That's what a lawyer said to our new college president Stephen Mulkey last Thursday.
The attorney then went on to tell Stephen that the college would be receiving an anonymous $10 million gift, earmarked for our endowment.
Nothing remotely like this has ever happened to our small college.
When the announcement was made at the start-of-term assembly yesterday, Dr. Mulkey asked for questions.
We were all far too stunned to ask any.
This itself was remarkable, since we at Unity College are not generally so reticent with our questions and comments.
When I think back over what it took to bring the college to the point where we could be the recipients of such confidence, well, there's just been an awful lot of hard work for me and my colleagues. At times it was exhausting and demoralizing. At other times, it seemed like we were getting somewhere.
This year of 2011 was shaping up to be a watershed year for the college even before the anonymous gift. We have completely rebuilt our curriculum, updating it for 21st century sustainability problems. We have revitalized our campus with several new buildings, including our Terra Haus, the first student residence in the US to meet the Passive House standard. We hired a good half-dozen excellent and superbly qualified new faculty colleagues, including Doctors Mulkey and Trumble (President and VPAA respectively). We won two $100,000-plus research grants for summer sustainability field research involving students and a $200,000 Davis Foundation grant to support curriculum reform and accessible technology. Things were looking good.

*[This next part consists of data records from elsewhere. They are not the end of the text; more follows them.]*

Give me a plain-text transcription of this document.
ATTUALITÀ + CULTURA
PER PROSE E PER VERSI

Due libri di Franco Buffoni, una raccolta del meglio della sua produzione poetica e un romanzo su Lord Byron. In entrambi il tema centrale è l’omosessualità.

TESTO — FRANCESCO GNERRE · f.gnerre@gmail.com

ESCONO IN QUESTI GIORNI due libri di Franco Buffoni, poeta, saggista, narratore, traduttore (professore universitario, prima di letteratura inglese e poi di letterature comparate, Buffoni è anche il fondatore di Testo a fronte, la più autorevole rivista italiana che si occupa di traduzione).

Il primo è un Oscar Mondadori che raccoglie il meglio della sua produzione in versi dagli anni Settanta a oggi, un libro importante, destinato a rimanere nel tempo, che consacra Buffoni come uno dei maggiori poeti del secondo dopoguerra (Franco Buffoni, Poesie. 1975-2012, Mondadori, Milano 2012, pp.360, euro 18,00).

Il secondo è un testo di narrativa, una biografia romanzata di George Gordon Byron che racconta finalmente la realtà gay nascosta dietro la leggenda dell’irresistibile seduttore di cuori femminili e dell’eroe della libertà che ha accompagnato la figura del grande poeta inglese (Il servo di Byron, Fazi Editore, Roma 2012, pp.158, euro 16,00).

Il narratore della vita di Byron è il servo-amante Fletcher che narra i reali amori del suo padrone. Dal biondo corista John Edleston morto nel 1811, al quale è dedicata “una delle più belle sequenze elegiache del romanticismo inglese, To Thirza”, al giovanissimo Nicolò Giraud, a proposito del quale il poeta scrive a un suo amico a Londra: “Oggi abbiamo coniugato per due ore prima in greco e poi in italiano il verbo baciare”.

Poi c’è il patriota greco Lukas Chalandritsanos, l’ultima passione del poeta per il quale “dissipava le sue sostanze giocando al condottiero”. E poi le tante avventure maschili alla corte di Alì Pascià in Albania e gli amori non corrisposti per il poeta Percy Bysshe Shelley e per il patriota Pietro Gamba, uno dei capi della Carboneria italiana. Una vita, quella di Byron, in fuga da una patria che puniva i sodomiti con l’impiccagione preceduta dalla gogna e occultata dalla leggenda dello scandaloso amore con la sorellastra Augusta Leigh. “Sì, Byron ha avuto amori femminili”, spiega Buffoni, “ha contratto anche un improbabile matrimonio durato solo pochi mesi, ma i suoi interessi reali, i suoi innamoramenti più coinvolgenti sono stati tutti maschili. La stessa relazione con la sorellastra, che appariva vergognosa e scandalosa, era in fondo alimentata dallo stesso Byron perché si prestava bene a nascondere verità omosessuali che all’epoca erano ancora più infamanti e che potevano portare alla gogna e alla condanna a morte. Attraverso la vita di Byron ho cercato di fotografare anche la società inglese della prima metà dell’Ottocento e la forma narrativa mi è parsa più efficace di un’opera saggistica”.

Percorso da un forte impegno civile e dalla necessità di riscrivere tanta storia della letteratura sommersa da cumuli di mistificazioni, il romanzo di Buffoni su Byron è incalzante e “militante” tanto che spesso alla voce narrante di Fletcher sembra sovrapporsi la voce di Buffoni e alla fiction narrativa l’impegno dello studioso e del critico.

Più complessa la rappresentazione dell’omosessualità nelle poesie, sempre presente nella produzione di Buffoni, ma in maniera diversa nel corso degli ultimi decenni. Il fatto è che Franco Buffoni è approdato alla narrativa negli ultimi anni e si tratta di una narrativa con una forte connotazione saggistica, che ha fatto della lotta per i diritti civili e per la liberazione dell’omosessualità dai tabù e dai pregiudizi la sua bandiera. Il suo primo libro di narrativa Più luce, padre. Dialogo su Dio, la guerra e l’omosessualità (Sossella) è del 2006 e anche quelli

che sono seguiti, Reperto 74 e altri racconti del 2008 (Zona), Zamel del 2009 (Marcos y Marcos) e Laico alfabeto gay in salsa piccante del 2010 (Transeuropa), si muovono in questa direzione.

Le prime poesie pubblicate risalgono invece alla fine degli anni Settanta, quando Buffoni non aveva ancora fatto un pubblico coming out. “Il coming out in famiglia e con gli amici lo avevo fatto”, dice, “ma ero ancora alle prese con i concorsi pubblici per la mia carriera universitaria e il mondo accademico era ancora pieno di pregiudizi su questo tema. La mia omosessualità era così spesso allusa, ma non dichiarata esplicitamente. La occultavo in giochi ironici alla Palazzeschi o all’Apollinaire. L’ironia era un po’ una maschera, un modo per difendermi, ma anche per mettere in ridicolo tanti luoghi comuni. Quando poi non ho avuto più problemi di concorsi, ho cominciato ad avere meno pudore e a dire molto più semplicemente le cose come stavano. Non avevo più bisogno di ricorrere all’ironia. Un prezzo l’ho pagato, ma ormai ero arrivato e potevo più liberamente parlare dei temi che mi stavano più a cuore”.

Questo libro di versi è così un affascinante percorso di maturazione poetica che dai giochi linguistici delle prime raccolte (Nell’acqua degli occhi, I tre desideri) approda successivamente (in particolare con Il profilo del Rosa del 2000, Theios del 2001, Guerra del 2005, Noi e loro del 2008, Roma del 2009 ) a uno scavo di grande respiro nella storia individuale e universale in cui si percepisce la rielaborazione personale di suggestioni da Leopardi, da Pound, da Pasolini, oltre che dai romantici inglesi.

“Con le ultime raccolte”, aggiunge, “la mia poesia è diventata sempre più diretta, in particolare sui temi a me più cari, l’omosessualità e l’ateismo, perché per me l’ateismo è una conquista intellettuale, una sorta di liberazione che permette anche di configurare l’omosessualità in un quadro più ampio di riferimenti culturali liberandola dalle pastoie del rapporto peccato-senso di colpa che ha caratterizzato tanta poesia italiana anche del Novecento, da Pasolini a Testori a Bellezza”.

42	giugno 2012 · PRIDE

Money was still tight, as it always is at our small institution, and we still had to think long and hard about every expenditure, a process in which I'm heavily involved as the Faculty Moderator and a member of various key planning committees.
There are always at least a half-dozen completely vital and essential things we could do with every last dollar.
Sometimes I feel like frugality, particularly frugal sustainability, is what this college has that is best in itself, to give to the world.
But we were getting somewhere. I felt buoyant walking around campus, doing my daily business, organizing my research crew, seeing the new, super sustainable buildings, the solar arrays on the Unity House and the Terra House, the huge new fields of productive organic veggies grown for the dining hall and the local food pantry, all thriving in the Maine sunshine.
And then someone, name unknown, gave us ten million dollars on top of all that.
Our budget deliberations will still be difficult. There will still be four or five competing and perfectly vital things we might do with every last dollar. (Down from six!) We will still need to be very frugal.
But I think what this gift has dome more than anything -- and perfect timing at the start of a new term and a new college budget year! -- is to ratify all our hard work.
This gift tells us that we are appreciated, that we've come a long way, and that important people understand that we have a long way to go, but we are going to get there.